Persimmon has confirmed a revenue of £3.4bn for 2017, up 9% on last year, as demand for housing continues to grow.
In its latest trading update, the firm said that it increased its completions in 2017 by 6% to 16,043, with an increase of 3% in the group’s average selling price, to £213,300.
The group is confident of delivering pre-tax profits modestly ahead of consensus, which stood at £957m prior to the update, according to Thomson Reuters.
Persimmon said: “Since the launch of our Group strategy in 2012 we have made a significant contribution to increasing UK housing supply by opening 1,189 new selling outlets and delivering 80,726 new homes to the market during which time we have increased our annual production by over 70%.”
“We continued to experience healthy customer demand for new homes through the autumn sales season and the value of our forward sales on 31 December 2017 was 10% ahead of the prior year.

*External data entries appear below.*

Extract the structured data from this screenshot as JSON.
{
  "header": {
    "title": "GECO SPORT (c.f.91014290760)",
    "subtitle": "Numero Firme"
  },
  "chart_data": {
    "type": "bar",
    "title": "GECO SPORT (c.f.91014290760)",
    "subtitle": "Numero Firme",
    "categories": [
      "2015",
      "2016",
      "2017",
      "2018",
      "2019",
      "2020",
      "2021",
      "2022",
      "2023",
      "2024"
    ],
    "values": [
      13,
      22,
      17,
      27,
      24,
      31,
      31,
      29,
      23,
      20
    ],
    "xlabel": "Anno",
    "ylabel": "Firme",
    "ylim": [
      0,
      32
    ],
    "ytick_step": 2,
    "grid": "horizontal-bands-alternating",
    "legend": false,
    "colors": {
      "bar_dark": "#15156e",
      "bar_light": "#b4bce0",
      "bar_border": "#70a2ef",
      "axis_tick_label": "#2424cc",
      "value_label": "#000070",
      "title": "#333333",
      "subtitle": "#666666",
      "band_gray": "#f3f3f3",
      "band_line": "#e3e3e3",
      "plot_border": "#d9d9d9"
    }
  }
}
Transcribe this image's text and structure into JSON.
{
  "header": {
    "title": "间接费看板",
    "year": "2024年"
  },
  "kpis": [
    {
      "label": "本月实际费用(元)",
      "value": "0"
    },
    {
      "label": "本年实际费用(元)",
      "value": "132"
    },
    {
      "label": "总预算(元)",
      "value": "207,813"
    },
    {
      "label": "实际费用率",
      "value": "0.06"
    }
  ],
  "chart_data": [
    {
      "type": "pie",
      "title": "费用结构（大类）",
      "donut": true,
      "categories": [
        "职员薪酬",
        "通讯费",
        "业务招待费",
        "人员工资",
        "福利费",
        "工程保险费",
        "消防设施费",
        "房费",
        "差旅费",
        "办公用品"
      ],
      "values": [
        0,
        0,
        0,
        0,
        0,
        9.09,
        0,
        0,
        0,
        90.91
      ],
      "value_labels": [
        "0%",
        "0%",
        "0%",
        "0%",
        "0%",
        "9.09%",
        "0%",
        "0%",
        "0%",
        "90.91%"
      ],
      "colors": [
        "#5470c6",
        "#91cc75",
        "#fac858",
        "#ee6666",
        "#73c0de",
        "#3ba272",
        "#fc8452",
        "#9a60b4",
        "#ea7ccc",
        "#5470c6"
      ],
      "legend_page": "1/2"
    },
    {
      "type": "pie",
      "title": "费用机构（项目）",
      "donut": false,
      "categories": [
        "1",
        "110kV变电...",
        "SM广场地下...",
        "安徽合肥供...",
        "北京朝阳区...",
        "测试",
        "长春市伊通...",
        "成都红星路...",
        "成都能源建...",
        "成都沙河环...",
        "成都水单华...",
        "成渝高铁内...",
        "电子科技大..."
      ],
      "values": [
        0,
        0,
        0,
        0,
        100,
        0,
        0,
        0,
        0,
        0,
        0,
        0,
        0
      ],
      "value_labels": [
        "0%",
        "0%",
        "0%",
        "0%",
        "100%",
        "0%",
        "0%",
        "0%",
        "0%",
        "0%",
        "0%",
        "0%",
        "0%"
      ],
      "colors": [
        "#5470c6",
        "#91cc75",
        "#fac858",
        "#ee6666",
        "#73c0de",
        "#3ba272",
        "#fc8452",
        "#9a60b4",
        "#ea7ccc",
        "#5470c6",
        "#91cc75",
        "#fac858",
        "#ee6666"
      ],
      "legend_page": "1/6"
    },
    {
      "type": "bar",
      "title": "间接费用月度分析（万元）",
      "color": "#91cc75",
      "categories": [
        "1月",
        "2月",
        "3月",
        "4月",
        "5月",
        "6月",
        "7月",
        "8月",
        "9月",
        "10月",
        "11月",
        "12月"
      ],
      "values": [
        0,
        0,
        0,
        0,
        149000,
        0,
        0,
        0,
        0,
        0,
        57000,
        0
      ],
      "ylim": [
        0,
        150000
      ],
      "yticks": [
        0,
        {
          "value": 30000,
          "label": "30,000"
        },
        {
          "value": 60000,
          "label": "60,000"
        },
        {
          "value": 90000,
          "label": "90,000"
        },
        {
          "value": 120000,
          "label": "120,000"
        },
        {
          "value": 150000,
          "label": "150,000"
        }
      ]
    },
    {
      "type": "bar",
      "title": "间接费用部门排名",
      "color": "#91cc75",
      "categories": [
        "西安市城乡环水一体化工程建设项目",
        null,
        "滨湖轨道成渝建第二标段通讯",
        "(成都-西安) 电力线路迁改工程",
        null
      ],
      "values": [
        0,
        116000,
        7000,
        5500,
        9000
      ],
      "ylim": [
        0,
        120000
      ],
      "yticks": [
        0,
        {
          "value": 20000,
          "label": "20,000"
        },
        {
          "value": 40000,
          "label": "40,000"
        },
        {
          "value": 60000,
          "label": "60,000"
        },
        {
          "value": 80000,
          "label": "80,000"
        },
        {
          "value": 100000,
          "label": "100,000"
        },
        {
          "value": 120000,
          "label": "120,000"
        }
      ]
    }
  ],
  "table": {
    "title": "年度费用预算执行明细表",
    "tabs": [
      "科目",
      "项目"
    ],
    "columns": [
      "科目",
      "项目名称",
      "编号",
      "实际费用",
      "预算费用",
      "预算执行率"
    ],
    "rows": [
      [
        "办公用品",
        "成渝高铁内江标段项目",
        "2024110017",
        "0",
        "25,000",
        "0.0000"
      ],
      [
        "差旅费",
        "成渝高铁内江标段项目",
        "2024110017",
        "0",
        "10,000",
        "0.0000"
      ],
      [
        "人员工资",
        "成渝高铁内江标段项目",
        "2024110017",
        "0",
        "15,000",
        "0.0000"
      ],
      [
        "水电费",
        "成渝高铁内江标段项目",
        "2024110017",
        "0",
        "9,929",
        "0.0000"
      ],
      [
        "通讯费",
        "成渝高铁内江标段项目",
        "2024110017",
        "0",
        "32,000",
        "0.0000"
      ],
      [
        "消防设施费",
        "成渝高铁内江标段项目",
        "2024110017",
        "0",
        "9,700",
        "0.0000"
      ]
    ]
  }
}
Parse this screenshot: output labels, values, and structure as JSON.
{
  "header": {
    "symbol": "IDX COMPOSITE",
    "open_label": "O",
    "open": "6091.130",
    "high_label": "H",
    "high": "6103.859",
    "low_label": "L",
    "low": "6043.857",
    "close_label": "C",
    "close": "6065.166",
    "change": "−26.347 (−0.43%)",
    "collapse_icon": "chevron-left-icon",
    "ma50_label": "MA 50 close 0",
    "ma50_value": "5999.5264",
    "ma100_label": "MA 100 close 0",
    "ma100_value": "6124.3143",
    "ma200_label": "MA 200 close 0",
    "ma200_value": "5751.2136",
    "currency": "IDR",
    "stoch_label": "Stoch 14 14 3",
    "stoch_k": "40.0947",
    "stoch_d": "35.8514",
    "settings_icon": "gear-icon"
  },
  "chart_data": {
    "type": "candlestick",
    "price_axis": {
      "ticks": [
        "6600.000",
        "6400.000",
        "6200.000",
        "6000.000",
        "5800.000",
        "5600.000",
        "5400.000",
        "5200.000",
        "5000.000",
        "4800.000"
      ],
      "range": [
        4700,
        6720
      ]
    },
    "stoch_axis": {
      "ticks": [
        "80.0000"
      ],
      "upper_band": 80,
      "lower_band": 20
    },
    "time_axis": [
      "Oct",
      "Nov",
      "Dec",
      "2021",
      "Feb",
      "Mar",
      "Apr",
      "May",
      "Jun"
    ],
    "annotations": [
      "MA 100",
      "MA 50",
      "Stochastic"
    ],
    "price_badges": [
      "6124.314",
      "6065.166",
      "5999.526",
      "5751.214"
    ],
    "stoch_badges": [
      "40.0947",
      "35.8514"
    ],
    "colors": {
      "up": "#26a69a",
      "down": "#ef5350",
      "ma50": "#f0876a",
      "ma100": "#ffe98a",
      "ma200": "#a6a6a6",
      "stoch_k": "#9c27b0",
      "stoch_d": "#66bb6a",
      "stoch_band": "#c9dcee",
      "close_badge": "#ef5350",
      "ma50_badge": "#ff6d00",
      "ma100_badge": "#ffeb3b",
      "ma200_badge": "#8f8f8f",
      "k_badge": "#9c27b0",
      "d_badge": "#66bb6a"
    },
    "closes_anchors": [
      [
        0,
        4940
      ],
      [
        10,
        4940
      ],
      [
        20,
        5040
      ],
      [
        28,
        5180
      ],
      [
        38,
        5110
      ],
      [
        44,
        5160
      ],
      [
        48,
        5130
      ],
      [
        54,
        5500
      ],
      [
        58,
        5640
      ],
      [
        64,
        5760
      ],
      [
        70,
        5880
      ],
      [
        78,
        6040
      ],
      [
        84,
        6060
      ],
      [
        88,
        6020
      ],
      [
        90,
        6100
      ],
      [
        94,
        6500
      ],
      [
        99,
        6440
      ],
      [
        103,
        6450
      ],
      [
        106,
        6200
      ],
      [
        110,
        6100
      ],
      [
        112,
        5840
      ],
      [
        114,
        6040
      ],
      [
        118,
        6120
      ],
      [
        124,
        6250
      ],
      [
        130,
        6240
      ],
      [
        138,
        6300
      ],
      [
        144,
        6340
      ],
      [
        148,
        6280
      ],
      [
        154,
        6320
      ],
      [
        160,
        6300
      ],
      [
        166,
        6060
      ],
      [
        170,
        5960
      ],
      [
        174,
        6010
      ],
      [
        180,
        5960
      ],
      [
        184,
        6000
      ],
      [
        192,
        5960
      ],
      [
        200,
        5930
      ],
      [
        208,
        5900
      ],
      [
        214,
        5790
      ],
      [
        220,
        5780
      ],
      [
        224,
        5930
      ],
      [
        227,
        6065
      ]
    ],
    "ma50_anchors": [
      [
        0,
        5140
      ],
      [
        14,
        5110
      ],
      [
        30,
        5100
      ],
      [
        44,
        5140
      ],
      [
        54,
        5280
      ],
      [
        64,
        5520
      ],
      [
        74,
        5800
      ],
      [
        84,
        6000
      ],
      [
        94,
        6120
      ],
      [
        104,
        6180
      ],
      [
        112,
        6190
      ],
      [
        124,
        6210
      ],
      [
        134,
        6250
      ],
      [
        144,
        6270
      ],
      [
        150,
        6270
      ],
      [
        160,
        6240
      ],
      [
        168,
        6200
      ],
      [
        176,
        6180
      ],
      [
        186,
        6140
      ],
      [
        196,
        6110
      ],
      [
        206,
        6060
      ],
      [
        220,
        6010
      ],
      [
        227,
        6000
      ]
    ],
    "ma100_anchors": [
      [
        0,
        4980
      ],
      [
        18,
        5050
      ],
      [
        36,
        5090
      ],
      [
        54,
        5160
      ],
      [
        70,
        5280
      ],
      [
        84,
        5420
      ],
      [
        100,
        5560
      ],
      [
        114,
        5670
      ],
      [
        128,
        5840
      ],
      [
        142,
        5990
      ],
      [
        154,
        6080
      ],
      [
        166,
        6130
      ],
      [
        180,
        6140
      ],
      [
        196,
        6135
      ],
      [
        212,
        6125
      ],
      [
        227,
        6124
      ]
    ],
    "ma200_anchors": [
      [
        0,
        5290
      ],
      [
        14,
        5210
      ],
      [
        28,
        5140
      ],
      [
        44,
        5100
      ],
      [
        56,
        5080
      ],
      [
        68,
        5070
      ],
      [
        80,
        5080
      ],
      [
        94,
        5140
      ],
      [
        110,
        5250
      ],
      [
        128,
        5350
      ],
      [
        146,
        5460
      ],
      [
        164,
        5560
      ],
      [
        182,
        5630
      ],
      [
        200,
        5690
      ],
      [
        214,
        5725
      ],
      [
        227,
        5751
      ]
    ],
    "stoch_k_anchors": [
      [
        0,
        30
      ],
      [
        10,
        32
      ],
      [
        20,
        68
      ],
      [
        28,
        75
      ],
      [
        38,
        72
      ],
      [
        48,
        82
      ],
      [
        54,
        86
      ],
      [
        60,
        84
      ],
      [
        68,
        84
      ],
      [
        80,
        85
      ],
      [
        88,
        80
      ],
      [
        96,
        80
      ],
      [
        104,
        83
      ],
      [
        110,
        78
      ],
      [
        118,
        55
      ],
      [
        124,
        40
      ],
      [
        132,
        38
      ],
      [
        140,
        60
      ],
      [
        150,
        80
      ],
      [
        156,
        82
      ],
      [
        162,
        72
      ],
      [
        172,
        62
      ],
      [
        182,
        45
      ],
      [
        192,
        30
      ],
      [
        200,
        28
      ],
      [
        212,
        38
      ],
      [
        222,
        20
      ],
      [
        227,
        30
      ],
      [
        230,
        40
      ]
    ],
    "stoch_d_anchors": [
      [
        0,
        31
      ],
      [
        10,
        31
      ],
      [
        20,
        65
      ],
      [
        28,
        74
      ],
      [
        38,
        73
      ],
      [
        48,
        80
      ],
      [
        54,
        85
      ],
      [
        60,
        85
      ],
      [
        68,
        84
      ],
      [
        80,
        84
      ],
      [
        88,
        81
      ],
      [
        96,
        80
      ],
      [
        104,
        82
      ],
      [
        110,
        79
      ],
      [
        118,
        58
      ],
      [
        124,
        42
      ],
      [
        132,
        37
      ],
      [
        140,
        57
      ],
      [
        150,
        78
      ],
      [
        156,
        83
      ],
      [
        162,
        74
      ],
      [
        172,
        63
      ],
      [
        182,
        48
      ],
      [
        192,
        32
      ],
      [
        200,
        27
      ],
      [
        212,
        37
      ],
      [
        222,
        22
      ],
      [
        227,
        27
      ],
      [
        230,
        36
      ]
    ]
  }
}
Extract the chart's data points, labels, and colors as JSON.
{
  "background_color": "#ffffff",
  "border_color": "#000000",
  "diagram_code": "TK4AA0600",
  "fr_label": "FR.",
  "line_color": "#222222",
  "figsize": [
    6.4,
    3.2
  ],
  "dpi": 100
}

“We remain mindful of market risks including those associated with the uncertainty arising from the UK leaving the EU.
“However, we are keen to deliver further improvement in our housing output and remain ready to invest wherever the local planning environment is supportive.”
With the increased popularity of Help to Buy and the government’s announcement that it will cut stamp duty for first time buyers, demand for housing is only set to increase.
George Salmon, equity analyst at Hargreaves Lansdown: “With Help to Buy boosting demand for new builds, the pattern of housebuilders rising above more lacklustre data from the wider housing market is well-established.
“Sure enough, Persimmon has turned in another impressive performance despite the weaker than expected numbers in the latest Halifax survey.
“However, given the fact that uncertainty still hampers sentiment toward the sector, this update will nonetheless provide some reassurance for investors.
“In fact, with sales volumes and average prices continuing to rise, hopes will be high that Persimmon follows in the footsteps of Taylor Wimpey and Barratt Developments, the other two FTSE 100 listed national housebuilders, and bumps up its already generous dividend in February’s full-year results.”